UNDEADLY (The Reaper Diaries #1)
Paranormal Young Adult
Received via NetGalley for review
THE STORY (from Goodreads)
The day I turned 16, my boyfriend-to-be died. I brought him back to life. Then things got a little weird...
Bartolucci wants to blend in, date hottie Rick and keep her
zombie-raising abilities on the down-low. Then the god Anubis chooses
her to become a reaper—and she accidentally undoes the work of another
reaper, Rath. Within days, she's shipped off to the Nekyia Academy, an
elite boarding school that trains the best necromancers in the world.
And her personal reaping tutor? Rath.
Life at Nekyia has its
plusses. Molly has her own personal ghoul, for one. Rick follows her
there out of the blue, for another...except, there's something a little
off about him. When students at the academy start to die and Rath
disappears, Molly starts to wonder if anything is as it seems. Only one
thing is certain—-Molly's got an undeadly knack for finding trouble....
Undeadly captivates instantly with a world in which zombies are a normal part of society – families paying to have their loved ones reanimated even though they are shells of their former selves – and continues to hold our interest as the zombies are fascinatingly linked to Egyptian mythology and reapers. There’s a great deal of promise in this story, an intriguing array of elements singing a siren’s song that draws us forward from one page to the next, wanting to experience what’s being beautifully offered, however, all the disparate elements never truly mix to create one cohesive storyline, instead all the pieces move around separately to leave us a touch disoriented.

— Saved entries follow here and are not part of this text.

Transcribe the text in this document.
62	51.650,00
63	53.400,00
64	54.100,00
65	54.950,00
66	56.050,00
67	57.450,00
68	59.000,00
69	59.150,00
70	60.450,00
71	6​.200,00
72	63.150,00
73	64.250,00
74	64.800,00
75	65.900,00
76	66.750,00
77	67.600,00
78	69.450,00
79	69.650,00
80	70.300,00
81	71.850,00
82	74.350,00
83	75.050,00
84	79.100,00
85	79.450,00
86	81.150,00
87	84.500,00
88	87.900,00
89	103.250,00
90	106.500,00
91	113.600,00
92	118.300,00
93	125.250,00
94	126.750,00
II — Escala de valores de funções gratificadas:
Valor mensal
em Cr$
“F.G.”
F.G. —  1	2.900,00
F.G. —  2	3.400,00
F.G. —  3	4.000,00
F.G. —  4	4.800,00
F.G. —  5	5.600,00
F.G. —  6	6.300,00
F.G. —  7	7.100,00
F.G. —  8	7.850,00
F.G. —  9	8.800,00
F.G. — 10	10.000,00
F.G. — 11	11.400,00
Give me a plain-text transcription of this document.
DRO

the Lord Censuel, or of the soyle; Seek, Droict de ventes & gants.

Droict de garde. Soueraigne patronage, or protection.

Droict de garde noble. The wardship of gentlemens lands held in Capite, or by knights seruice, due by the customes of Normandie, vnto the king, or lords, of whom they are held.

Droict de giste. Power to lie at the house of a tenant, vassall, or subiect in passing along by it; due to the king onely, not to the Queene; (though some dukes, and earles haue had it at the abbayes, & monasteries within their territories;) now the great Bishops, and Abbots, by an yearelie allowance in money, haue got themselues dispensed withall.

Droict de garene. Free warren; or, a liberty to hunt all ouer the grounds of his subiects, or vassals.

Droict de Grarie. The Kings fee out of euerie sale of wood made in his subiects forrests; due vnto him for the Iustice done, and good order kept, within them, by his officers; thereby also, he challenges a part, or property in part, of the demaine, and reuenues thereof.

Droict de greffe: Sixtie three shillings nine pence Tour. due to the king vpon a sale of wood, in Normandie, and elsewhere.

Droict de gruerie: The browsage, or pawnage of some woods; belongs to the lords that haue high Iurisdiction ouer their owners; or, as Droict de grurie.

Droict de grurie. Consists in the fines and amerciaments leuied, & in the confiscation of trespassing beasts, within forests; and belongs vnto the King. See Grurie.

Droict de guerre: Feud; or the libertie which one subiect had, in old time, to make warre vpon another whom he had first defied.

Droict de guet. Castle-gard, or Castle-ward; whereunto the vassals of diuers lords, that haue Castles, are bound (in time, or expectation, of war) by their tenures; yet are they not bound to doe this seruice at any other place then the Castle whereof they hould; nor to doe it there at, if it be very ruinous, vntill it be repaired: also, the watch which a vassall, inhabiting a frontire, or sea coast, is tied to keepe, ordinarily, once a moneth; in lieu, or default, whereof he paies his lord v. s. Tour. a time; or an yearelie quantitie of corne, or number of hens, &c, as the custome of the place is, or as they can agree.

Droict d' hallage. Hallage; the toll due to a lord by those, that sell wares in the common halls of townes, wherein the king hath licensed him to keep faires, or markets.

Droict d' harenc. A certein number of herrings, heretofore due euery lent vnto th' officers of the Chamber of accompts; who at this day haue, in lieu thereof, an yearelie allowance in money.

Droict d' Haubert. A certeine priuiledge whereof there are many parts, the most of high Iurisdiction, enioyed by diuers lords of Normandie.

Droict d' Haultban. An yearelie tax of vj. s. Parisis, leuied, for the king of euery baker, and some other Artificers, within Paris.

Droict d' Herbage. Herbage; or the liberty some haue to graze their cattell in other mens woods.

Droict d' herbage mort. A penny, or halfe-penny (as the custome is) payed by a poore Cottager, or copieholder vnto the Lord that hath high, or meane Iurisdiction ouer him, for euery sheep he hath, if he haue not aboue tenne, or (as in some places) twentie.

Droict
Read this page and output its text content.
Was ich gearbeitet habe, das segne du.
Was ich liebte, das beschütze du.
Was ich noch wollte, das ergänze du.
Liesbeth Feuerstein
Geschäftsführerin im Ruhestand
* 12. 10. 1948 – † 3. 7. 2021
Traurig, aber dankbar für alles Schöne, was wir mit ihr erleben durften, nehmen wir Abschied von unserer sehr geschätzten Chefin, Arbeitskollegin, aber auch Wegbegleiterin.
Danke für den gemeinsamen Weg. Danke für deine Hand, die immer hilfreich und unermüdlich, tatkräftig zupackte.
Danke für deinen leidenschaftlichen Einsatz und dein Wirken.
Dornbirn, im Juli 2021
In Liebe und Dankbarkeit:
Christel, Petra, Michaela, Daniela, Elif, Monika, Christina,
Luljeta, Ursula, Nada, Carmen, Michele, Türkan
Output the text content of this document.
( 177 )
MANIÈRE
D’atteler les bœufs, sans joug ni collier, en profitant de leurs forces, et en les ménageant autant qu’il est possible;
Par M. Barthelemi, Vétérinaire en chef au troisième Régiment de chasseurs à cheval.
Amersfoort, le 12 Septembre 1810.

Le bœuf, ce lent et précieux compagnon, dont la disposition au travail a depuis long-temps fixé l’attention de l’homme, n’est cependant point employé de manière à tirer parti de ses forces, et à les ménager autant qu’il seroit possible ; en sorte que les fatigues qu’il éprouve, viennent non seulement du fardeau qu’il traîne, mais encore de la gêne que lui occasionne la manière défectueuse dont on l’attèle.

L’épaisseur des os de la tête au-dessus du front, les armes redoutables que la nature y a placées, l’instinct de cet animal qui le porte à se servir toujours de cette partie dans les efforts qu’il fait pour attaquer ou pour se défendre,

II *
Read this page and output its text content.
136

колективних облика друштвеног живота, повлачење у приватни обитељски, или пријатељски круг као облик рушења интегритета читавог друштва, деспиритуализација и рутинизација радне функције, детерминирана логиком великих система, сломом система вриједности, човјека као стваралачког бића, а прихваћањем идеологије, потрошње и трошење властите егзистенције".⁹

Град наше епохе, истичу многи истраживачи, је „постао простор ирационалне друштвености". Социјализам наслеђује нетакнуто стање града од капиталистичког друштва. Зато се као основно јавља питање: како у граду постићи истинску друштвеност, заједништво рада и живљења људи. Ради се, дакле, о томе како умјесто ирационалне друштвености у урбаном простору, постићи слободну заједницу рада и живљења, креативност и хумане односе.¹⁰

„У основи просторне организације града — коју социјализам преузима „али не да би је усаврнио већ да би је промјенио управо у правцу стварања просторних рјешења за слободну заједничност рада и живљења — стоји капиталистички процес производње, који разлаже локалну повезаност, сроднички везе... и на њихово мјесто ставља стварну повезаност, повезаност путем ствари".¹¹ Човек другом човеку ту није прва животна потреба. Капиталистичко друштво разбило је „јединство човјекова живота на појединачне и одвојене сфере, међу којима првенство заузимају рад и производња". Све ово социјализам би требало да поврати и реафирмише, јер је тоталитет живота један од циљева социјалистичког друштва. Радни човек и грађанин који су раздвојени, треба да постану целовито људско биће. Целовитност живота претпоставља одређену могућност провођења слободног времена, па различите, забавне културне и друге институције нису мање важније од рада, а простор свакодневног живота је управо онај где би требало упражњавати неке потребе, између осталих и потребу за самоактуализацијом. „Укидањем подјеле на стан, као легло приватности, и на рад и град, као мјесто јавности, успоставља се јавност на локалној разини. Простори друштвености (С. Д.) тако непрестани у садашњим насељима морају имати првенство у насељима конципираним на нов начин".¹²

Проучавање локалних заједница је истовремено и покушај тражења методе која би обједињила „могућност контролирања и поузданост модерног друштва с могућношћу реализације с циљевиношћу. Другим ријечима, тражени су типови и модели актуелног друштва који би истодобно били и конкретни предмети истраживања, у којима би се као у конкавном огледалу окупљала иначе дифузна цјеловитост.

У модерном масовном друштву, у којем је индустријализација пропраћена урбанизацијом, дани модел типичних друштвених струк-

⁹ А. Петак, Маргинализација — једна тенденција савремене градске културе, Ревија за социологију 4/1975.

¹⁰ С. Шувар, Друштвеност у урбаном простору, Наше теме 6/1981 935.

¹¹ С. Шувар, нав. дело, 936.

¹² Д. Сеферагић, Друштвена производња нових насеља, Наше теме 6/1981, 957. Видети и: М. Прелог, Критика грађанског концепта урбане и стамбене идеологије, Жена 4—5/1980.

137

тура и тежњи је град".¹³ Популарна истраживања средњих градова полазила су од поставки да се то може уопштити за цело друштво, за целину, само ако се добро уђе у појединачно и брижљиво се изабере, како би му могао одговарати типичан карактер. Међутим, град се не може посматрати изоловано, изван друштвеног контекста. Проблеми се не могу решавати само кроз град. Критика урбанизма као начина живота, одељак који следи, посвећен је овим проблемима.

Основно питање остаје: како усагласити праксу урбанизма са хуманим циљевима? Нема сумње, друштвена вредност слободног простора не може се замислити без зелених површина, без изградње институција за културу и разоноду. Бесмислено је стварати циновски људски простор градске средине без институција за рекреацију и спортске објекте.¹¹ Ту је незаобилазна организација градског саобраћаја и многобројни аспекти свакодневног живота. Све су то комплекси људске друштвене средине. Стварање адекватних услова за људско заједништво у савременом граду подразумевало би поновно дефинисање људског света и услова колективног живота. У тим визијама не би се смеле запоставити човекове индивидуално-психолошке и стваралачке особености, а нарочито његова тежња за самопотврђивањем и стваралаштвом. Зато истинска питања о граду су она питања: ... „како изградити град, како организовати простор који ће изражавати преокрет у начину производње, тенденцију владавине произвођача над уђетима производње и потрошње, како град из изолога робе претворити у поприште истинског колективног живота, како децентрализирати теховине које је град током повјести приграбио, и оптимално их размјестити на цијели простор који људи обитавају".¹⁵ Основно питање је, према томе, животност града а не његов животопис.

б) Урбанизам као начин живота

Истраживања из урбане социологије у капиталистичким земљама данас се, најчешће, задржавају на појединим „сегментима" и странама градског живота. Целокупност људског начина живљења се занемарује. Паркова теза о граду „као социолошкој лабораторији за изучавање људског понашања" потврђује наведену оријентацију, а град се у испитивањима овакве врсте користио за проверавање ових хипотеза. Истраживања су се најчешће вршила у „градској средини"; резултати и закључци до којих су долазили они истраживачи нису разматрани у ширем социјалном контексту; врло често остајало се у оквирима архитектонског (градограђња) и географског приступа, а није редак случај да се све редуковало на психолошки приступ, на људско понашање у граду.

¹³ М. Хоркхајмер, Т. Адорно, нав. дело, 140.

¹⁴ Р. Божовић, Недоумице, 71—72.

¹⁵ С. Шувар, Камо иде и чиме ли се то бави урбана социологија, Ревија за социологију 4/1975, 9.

Molly is a young woman who, like the story of which she’s an intrinsic part, has a great deal of potential to be the type of underdog we as readers can’t help but want to see succeed given the seemingly insurmountable odds she faces. Though she’s sixteen, her character reads as a very young sixteen, her dialogue and inner monologue full of a lot of “whatevs” and “hellos” with sarcastic emphasis on the last syllable to continuously remind older readers (like me) just how far apart in age we truly are. Aside from her perhaps overly youthful language and mannerisms, we never really get to know the person she is, our desire to peel back all the layers of her we sense are there often thwarted as we skip from one event to the next before we get a glimpse of the depth we’re looking for.
The synopsis for this tale is slightly misleading (at least it was for me), the emphasis on Rath and the promise of an antagonistic relationship between them unfortunately playing an exceedingly minor role as Rath is absent for majority of the book. When he does come into play, the implied dislike between them isn’t as prominent as the pleasant tingles Molly gets in his presence, and his attitude toward her, aside from a few callous remarks while training her, is more often than not warm, complete with a charming nickname he coins for her early on. While the less-than tense nature of their relationship isn’t necessarily a bad thing once expectations are properly adjusted, we again don’t get the opportunity to delve deeper into their relationship, staying firmly on the surface as we're jostled by several different plotlines all vying for our undivided attention.
Overall, Undeadly is a well-written story – if a little all over the map in terms of action – that presents us with a reaper/necromancer mythology that has us wanting to devour the pages to see what we’ll learn next. This first installment ends with a flurry of activity and a mighty cliffhanger, leaving us wishing for a bit more from the story itself and hoping the next book might give us some growth on Molly’s part as well as some additional page time so we might explore the intricacies we know are there just beneath the hard surface we couldn’t quite crack this time out.